En 2007, lorsque vous vous lancez, vous ne pensiez pourtant pas avoir le succès que vous connaissez aujourd’hui…
C’est vrai. Nous partions pour jouer dans des bars, mais finalement nous n’en avons fait qu’un ! (rire) Très vite, nous nous sommes produits sur des petites scènes et avons participé à des spectacles à gauche à droite. Jusqu’en 2009 où nous avons été embauché par la société de production FAM music. Depuis, nous avons eu la chance de jouer au Bataclan, au Zénith de Caen et Montpellier et même devant 20 000 personnes sur la plage de Canet-en-Roussillon ! Nous avons également été invités pour jouer au Stade de France avant un match de rugby ou à Bercy à l’occasion d’une conférence. Que de bons souvenirs !

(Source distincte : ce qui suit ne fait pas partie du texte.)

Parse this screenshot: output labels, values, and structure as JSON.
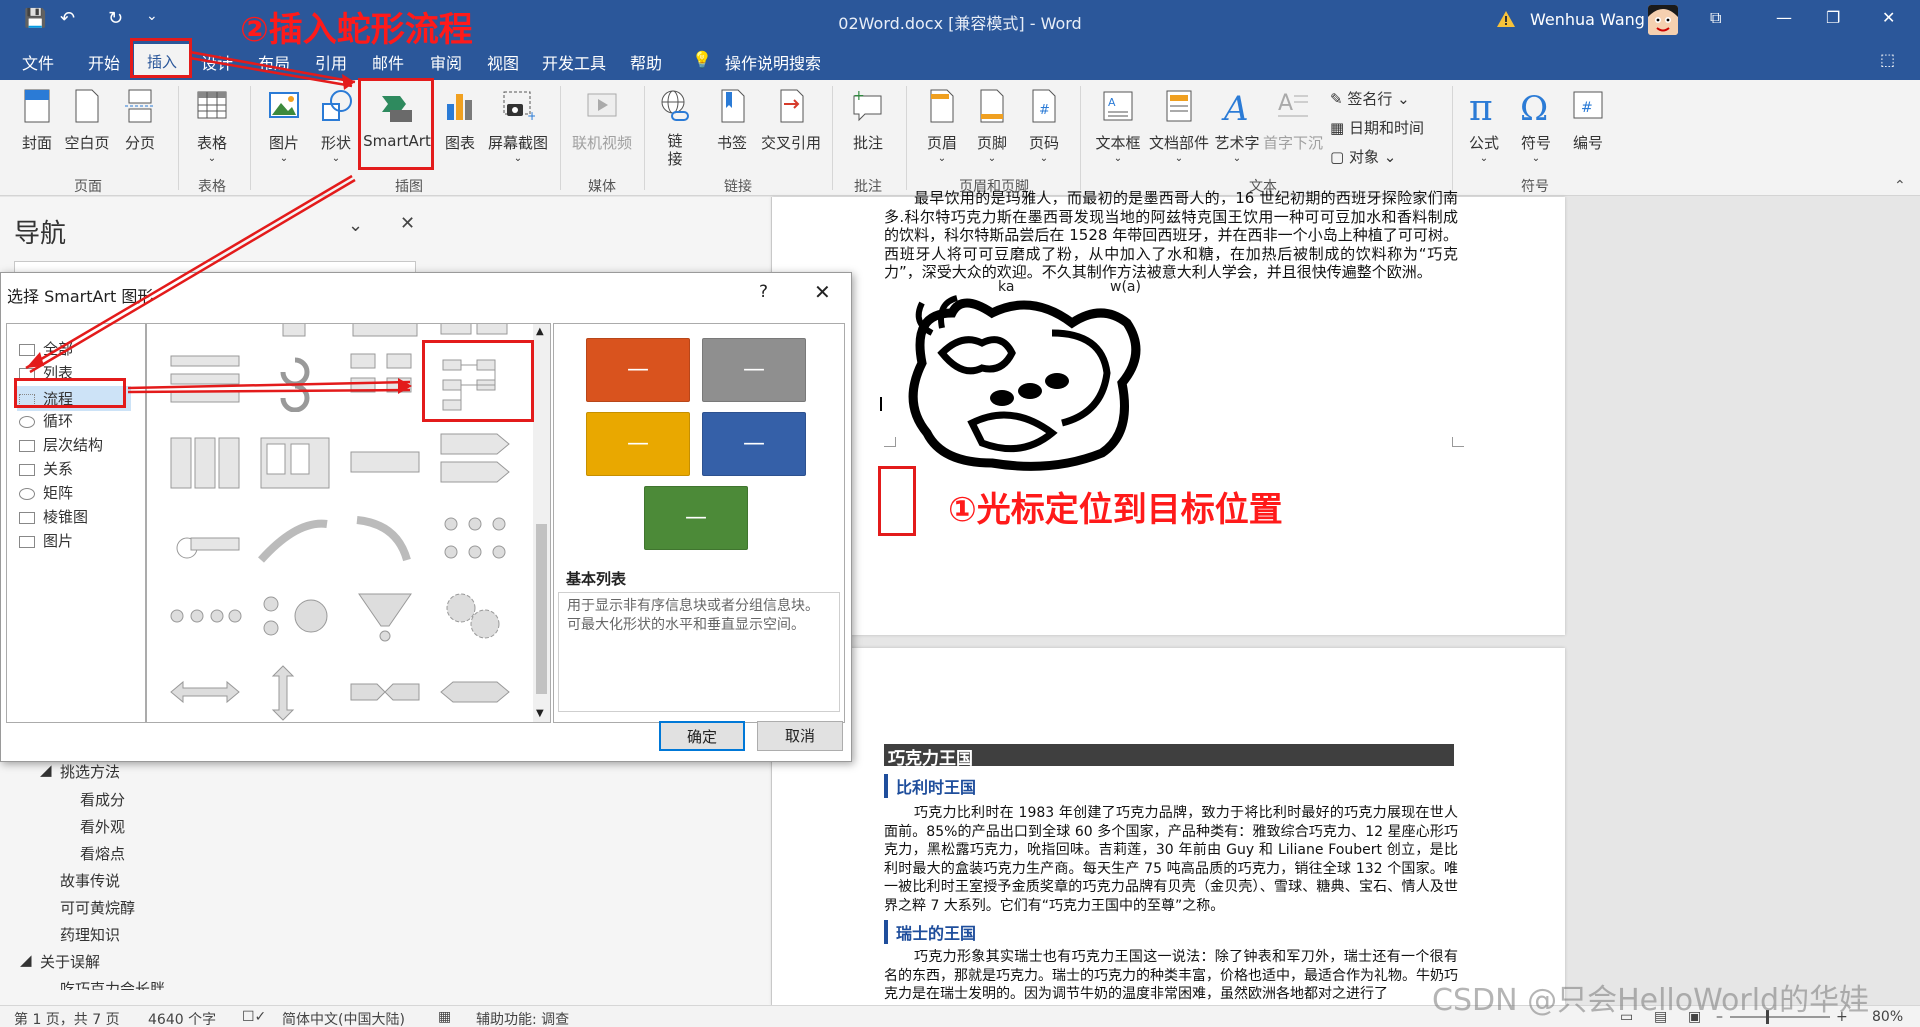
{
  "window": {
    "doc_title": "02Word.docx [兼容模式] - Word",
    "user_name": "Wenhua Wang"
  },
  "quick_access": {
    "save": "💾",
    "undo": "↶",
    "redo": "↻",
    "more": "⌄"
  },
  "menu_tabs": [
    "文件",
    "开始",
    "插入",
    "设计",
    "布局",
    "引用",
    "邮件",
    "审阅",
    "视图",
    "开发工具",
    "帮助"
  ],
  "tell_me": "操作说明搜索",
  "ribbon": {
    "pages": {
      "cover": "封面",
      "blank": "空白页",
      "break": "分页",
      "group": "页面"
    },
    "tables": {
      "table": "表格",
      "group": "表格"
    },
    "illustrations": {
      "picture": "图片",
      "shapes": "形状",
      "smartart": "SmartArt",
      "chart": "图表",
      "screenshot": "屏幕截图",
      "group": "插图"
    },
    "media": {
      "online_video": "联机视频",
      "group": "媒体"
    },
    "links": {
      "link": "链\n接",
      "bookmark": "书签",
      "crossref": "交叉引用",
      "group": "链接"
    },
    "comments": {
      "comment": "批注",
      "group": "批注"
    },
    "header_footer": {
      "header": "页眉",
      "footer": "页脚",
      "page_number": "页码",
      "group": "页眉和页脚"
    },
    "text": {
      "textbox": "文本框",
      "quickparts": "文档部件",
      "wordart": "艺术字",
      "dropcap": "首字下沉",
      "signature": "签名行",
      "datetime": "日期和时间",
      "object": "对象",
      "group": "文本"
    },
    "symbols": {
      "equation": "公式",
      "symbol": "符号",
      "numbering": "编号",
      "group": "符号"
    }
  },
  "nav_pane": {
    "title": "导航",
    "items": [
      {
        "label": "挑选方法",
        "level": 1,
        "arrow": "◢"
      },
      {
        "label": "看成分",
        "level": 2
      },
      {
        "label": "看外观",
        "level": 2
      },
      {
        "label": "看熔点",
        "level": 2
      },
      {
        "label": "故事传说",
        "level": 1
      },
      {
        "label": "可可黄烷醇",
        "level": 1
      },
      {
        "label": "药理知识",
        "level": 1
      },
      {
        "label": "关于误解",
        "level": 0,
        "arrow": "◢"
      },
      {
        "label": "吃巧克力会长胖",
        "level": 1
      }
    ]
  },
  "dialog": {
    "title": "选择 SmartArt 图形",
    "help": "?",
    "close": "✕",
    "categories": [
      "全部",
      "列表",
      "流程",
      "循环",
      "层次结构",
      "关系",
      "矩阵",
      "棱锥图",
      "图片"
    ],
    "selected_category": "流程",
    "preview_name": "基本列表",
    "preview_desc": "用于显示非有序信息块或者分组信息块。可最大化形状的水平和垂直显示空间。",
    "preview_colors": [
      "#d9531e",
      "#8f8f8f",
      "#e9a800",
      "#3560a8",
      "#4c8a38"
    ],
    "ok": "确定",
    "cancel": "取消"
  },
  "document": {
    "page1_paragraph": "最早饮用的是玛雅人，而最初的是墨西哥人的，16 世纪初期的西班牙探险家们南多.科尔特巧克力斯在墨西哥发现当地的阿兹特克国王饮用一种可可豆加水和香料制成的饮料，科尔特斯品尝后在 1528 年带回西班牙，并在西非一个小岛上种植了可可树。西班牙人将可可豆磨成了粉，从中加入了水和糖，在加热后被制成的饮料称为“巧克力”，深受大众的欢迎。不久其制作方法被意大利人学会，并且很快传遍整个欧洲。",
    "formula_left": "ka",
    "formula_right": "w(a)",
    "heading_kingdom": "巧克力王国",
    "heading_belgium": "比利时王国",
    "belgium_text": "巧克力比利时在 1983 年创建了巧克力品牌，致力于将比利时最好的巧克力展现在世人面前。85%的产品出口到全球 60 多个国家，产品种类有：雅致综合巧克力、12 星座心形巧克力，黑松露巧克力，吮指回味。吉莉莲，30 年前由 Guy 和 Liliane Foubert 创立，是比利时最大的盒装巧克力生产商。每天生产 75 吨高品质的巧克力，销往全球 132 个国家。唯一被比利时王室授予金质奖章的巧克力品牌有贝壳（金贝壳）、雪球、糖典、宝石、情人及世界之粹 7 大系列。它们有“巧克力王国中的至尊”之称。",
    "heading_swiss": "瑞士的王国",
    "swiss_text": "巧克力形象其实瑞士也有巧克力王国这一说法：除了钟表和军刀外，瑞士还有一个很有名的东西，那就是巧克力。瑞士的巧克力的种类丰富，价格也适中，最适合作为礼物。牛奶巧克力是在瑞士发明的。因为调节牛奶的温度非常困难，虽然欧洲各地都对之进行了"
  },
  "annotations": {
    "step2": "②插入蛇形流程",
    "step1": "①光标定位到目标位置"
  },
  "status": {
    "page": "第 1 页，共 7 页",
    "words": "4640 个字",
    "language": "简体中文(中国大陆)",
    "accessibility": "辅助功能: 调查",
    "zoom": "80%"
  },
  "watermark": "CSDN @只会HelloWorld的华娃"
}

Vous avez reçu une formation d’art lyrique à l’Opéra de Paris pour parfaire votre technique vocale. Est-ce incontournable lorsqu’on s’attaque à Freddie Mercury ?
Lorsque j’ai commencé le chant, vers 16 ans, je m’enregistrais sur des CD karaoké de Queen. J’écoutais aussi Aerosmith et Bon Jovi. J’essayais de m’améliorer tout seul mais il y avait du boulot (rire). J’ai donc effectivement fini par prendre des cours à l’Opéra de Paris. Le style Freddie Mercury est un mélange unique de lyrisme et de rock. Il a fallu que je travaille pour acquérir un timbre de voix proche de la sienne, pour avoir la même force, la même pèche. Des titres comme Bohemian Rhapsody ou The show must go on demandent beaucoup de justesse car ils comportent des parties opéra ou des tonalités très hautes.

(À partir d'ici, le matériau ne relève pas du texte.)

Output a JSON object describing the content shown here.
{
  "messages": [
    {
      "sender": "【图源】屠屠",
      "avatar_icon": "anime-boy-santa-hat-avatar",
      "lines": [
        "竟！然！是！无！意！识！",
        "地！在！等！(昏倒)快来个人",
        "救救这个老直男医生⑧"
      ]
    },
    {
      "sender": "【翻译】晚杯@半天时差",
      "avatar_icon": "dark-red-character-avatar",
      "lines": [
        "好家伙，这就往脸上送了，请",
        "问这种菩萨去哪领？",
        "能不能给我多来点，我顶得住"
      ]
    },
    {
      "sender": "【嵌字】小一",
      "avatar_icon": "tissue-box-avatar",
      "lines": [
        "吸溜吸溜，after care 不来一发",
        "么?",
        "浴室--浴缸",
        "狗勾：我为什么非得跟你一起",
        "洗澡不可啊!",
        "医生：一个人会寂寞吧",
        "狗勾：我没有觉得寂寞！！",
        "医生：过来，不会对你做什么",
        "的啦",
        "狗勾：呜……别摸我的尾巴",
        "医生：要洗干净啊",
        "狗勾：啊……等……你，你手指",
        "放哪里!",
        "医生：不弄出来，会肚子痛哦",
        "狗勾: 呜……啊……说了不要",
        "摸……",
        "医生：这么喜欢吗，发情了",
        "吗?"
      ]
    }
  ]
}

Justement, votre voix est par moment très proche de celle de Freddie Mercury, vous avez travaillé le style et le jeu scénique. Pourtant, vous refusez d’être réduit à un simple groupe de reprise…
Par ce que ce n’est pas notre but. Les gens veulent voir et entendre du Queen, c’est d’ailleurs ce qui est le plus difficile pour nous car nous ne sommes pas là pour faire un copier-coller, nous voulons juste rendre hommage. Si nous reprenons fidèlement les grands classiques, nous essayons désormais de proposer quelque chose de nouveau, de nous détacher des costumes et de la gestuelle. Dès janvier prochain, nous présenterons un nouveau spectacle avec une nouvelle mise en scène, de nouveaux titres aux sonorités différentes. Nous allons par exemple réinterpréter la chanson Radio Ga Ga de façon plus électro.

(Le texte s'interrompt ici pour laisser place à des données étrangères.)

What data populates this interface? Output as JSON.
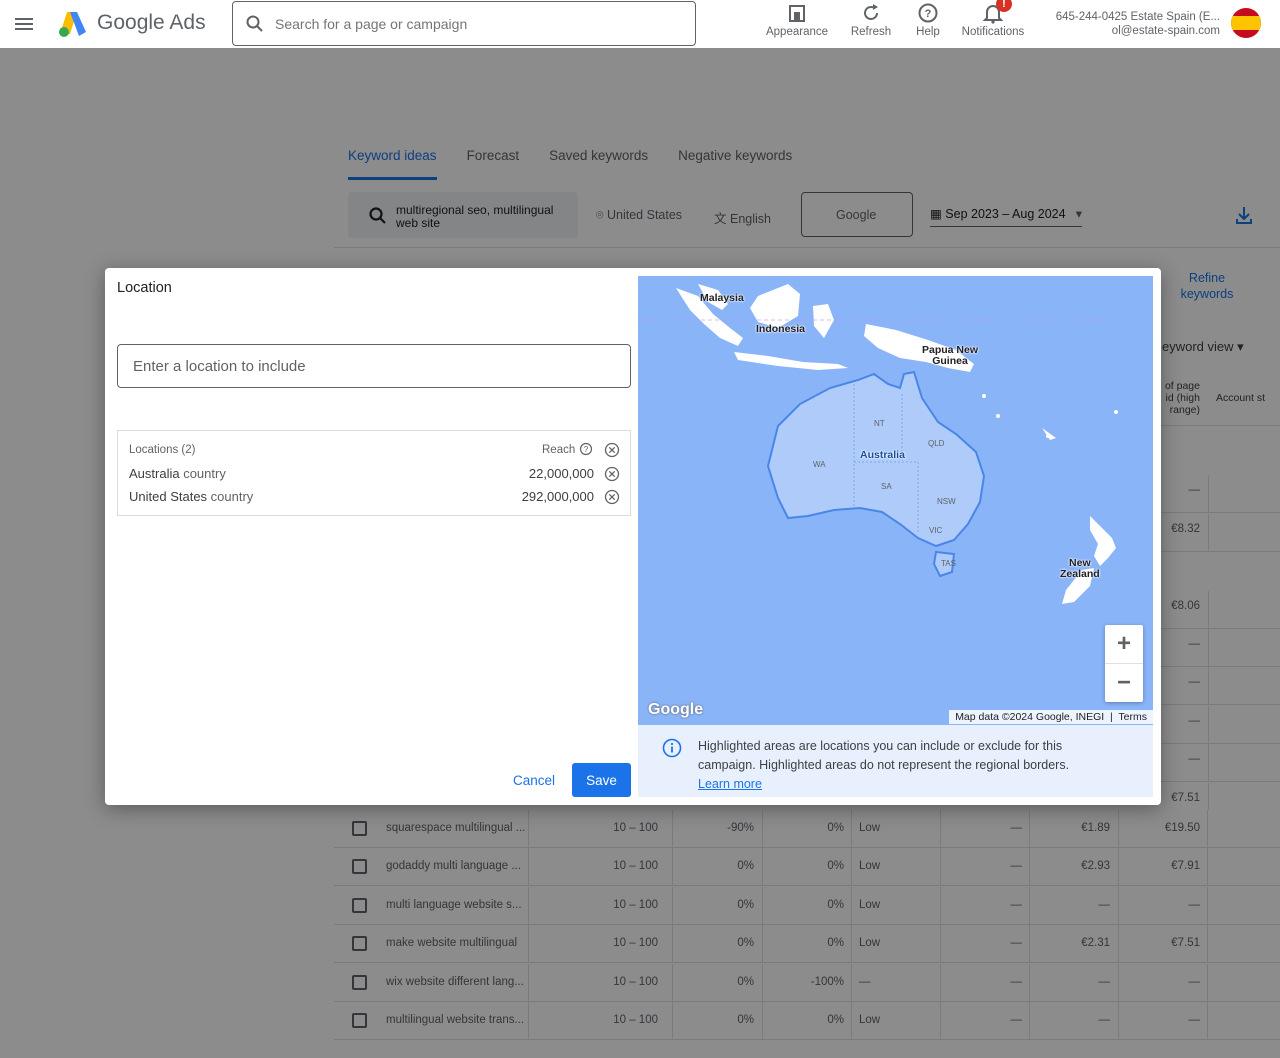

Lors de vos concerts, vous reprenez une vingtaine de titres, dont certains moins connus du grand public. C’est notamment le cas de Barcelona, interprété en 1988 par Mercury et la cantatrice Montserrat Caballé. L’idée est-elle aussi d’initier le public à d’autres chansons ?
Pour être honnête, ce n’est pas notre premier objectif. Nous voulons d’abord toucher un maximum de gens, d’où la nécessité d’axer nos concerts sur les titres les plus célèbres de Queen. Maintenant, c’est vrai que nous glissons une ou deux chansons moins connues. Jusqu’à présent, nous reprenions Barcelona lors les grandes occasions. Dès janvier, nous le ferrons à chaque concert. Claire Lairy, soliste diplômée de l’Ecole normal de musique de Paris, m‘accompagnera sur scène.

Dix ans après sa création, comment s’annonce l’avenir de CoverQueen ?
Chargé ! Nous allons sortir notre premier album début 2017, il sera à moitié live. Nous repartons également en tournée avec un nouveau spectacle de janvier à septembre 2017. Une vingtaine de concerts sont prévus en France mais aussi à l’international. Nous allons peut-être jouer à Dubaï et nous avons déjà une date de programmer en Allemagne. Nous allons remplacer notre pendant allemand. Ils ont un gros producteur, ça pourrait nous ouvrir des portes.

En parlant de portes ouvertes, vous avez participé à deux reprises au festival Freddie for a day organisé à Montreux (Suisse), la ville où Freddie Mercury a passé les dernières années de sa vie. Une consécration ?
Oui, c’était incroyable ! C’est ‘LA’ ville associée à Freddie Mercury, il y a une statue devant laquelle on a posé. Mais nous avons surtout eu la chance de rencontrer Jim Beach, le manager de Queen. Il a aimé notre spectacle. C’est la plus belle marque de reconnaissance qu’on pouvait recevoir.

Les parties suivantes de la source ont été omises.